Judge's mistrial ruling upheld in murder case

May 08, 1994|By Alan J. Craver | Alan J. Craver,Sun Staff Writer

A Howard County circuit judge who criticized a defense attorney in front of the jury during a murder trial in February was right to declare a mistrial, according to a ruling this week by the county's administrative judge.

The ruling by Judge Raymond Kane Jr. means that Troy Lynn Brooks of Baltimore County will stand trial a second time in the October 1992 slaying of his longtime friend.

The new trial has not been scheduled. Mr.

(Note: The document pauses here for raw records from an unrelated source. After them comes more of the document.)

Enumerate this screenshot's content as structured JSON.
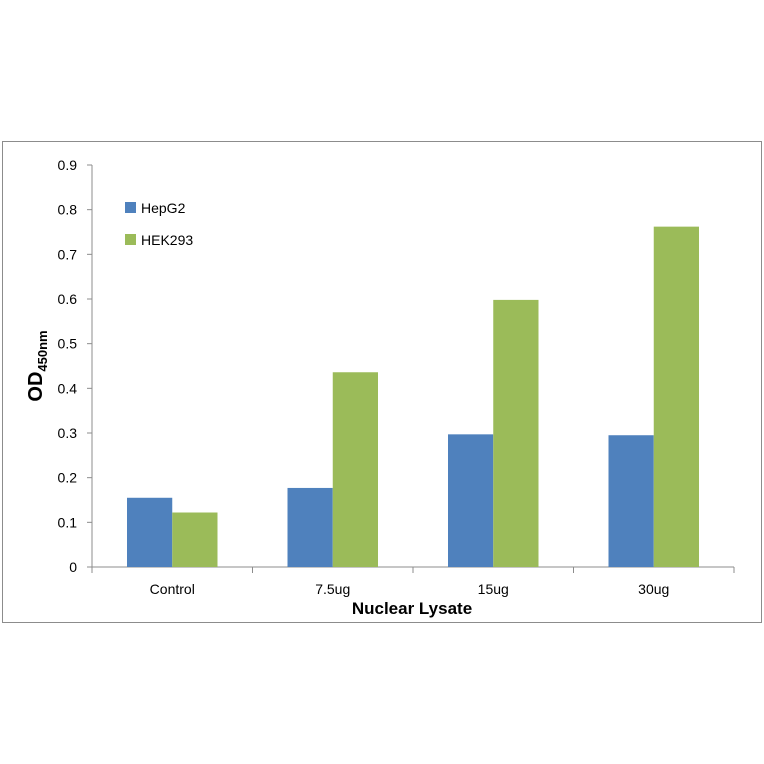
{
  "chart_data": {
    "type": "bar",
    "categories": [
      "Control",
      "7.5ug",
      "15ug",
      "30ug"
    ],
    "series": [
      {
        "name": "HepG2",
        "values": [
          0.155,
          0.177,
          0.297,
          0.295
        ],
        "color": "#4f81bd"
      },
      {
        "name": "HEK293",
        "values": [
          0.122,
          0.436,
          0.598,
          0.762
        ],
        "color": "#9bbb59"
      }
    ],
    "xlabel": "Nuclear Lysate",
    "ylabel": "OD",
    "ylabel_subscript": "450nm",
    "ylim": [
      0,
      0.9
    ],
    "yticks": [
      "0",
      "0.1",
      "0.2",
      "0.3",
      "0.4",
      "0.5",
      "0.6",
      "0.7",
      "0.8",
      "0.9"
    ],
    "grid": false,
    "legend_position": "top-left"
  }
}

Brooks' attorney, William H. Murphy Jr. of Baltimore, is expected to appeal Judge Kane's ruling to the state Court of Special Appeals.

Mr. Murphy argued at a hearing last month that Judge James Dudley should never have declared a mistrial, despite the

judge's instructions to the jury to ignore Mr. Murphy's speeches and "obnoxious comments."

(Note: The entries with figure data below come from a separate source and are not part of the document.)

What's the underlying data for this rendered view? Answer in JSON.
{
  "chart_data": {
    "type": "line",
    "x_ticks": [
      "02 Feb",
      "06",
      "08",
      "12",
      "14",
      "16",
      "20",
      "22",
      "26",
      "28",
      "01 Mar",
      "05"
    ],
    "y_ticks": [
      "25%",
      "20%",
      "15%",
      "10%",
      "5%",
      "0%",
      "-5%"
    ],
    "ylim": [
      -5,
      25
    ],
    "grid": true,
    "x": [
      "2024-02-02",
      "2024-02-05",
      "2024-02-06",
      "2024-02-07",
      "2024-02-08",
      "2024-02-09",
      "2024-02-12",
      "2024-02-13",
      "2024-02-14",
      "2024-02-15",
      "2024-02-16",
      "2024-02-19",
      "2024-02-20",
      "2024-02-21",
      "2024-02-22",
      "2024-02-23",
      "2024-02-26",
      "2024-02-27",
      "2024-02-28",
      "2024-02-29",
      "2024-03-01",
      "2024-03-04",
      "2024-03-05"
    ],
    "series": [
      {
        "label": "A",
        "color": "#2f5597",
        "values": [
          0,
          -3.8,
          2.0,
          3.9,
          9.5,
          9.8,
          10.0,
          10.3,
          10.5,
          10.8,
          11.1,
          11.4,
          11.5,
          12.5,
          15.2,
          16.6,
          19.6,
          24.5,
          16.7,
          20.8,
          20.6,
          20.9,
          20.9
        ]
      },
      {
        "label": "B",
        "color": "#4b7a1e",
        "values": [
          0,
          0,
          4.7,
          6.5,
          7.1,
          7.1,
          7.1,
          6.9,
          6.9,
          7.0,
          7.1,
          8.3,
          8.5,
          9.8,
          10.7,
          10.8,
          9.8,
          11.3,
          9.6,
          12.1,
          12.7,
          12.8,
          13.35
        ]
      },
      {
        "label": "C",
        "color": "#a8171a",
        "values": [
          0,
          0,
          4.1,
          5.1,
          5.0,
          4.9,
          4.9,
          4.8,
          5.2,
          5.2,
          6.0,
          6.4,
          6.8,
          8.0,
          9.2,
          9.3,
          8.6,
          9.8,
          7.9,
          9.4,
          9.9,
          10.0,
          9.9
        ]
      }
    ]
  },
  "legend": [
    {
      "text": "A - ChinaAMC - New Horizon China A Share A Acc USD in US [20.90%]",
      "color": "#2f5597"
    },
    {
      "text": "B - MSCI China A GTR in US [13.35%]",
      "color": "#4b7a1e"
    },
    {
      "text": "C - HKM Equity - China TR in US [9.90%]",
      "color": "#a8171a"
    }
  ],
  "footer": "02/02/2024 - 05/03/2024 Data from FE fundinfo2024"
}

Mr. Murphy said he didn't want the mistrial, charging that Judge Dudley ended the trial because the defense was winning.

But Judge Kane issued a ruling Tuesday, saying that Judge Dudley acted properly because his comments most likely harmed Mr. Brooks in the eyes of the jurors.

"Under no circumstances does a fair reading of the transcript lead this court to conclude that Judge Dudley engaged in 'judicial overreaching' motivated by his desire to assist the state," Judge Kane said.

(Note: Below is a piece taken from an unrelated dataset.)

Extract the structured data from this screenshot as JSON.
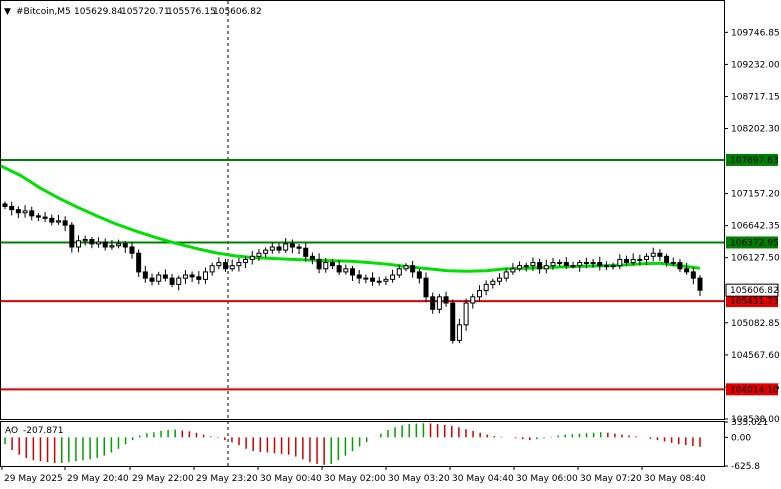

Mr. Murphy argued at a hearing last month that the indictment against Mr. Brooks should be dismissed because a second trial would violate laws prohibiting double jeopardy.

But Senior Assistant State's Attorney Joseph Murtha, who is prosecuting Mr. Brooks, stated that Judge Dudley was not only protecting the rights of Mr. Brooks, but also the public's interest in requiring that trials be fair.

Mr. Brooks, 29, of Rockdale is charged with first-degree murder in the Oct. 10, 1992, slaying of Kevin Lee Holland, 27, of Baltimore during a dispute over drugs.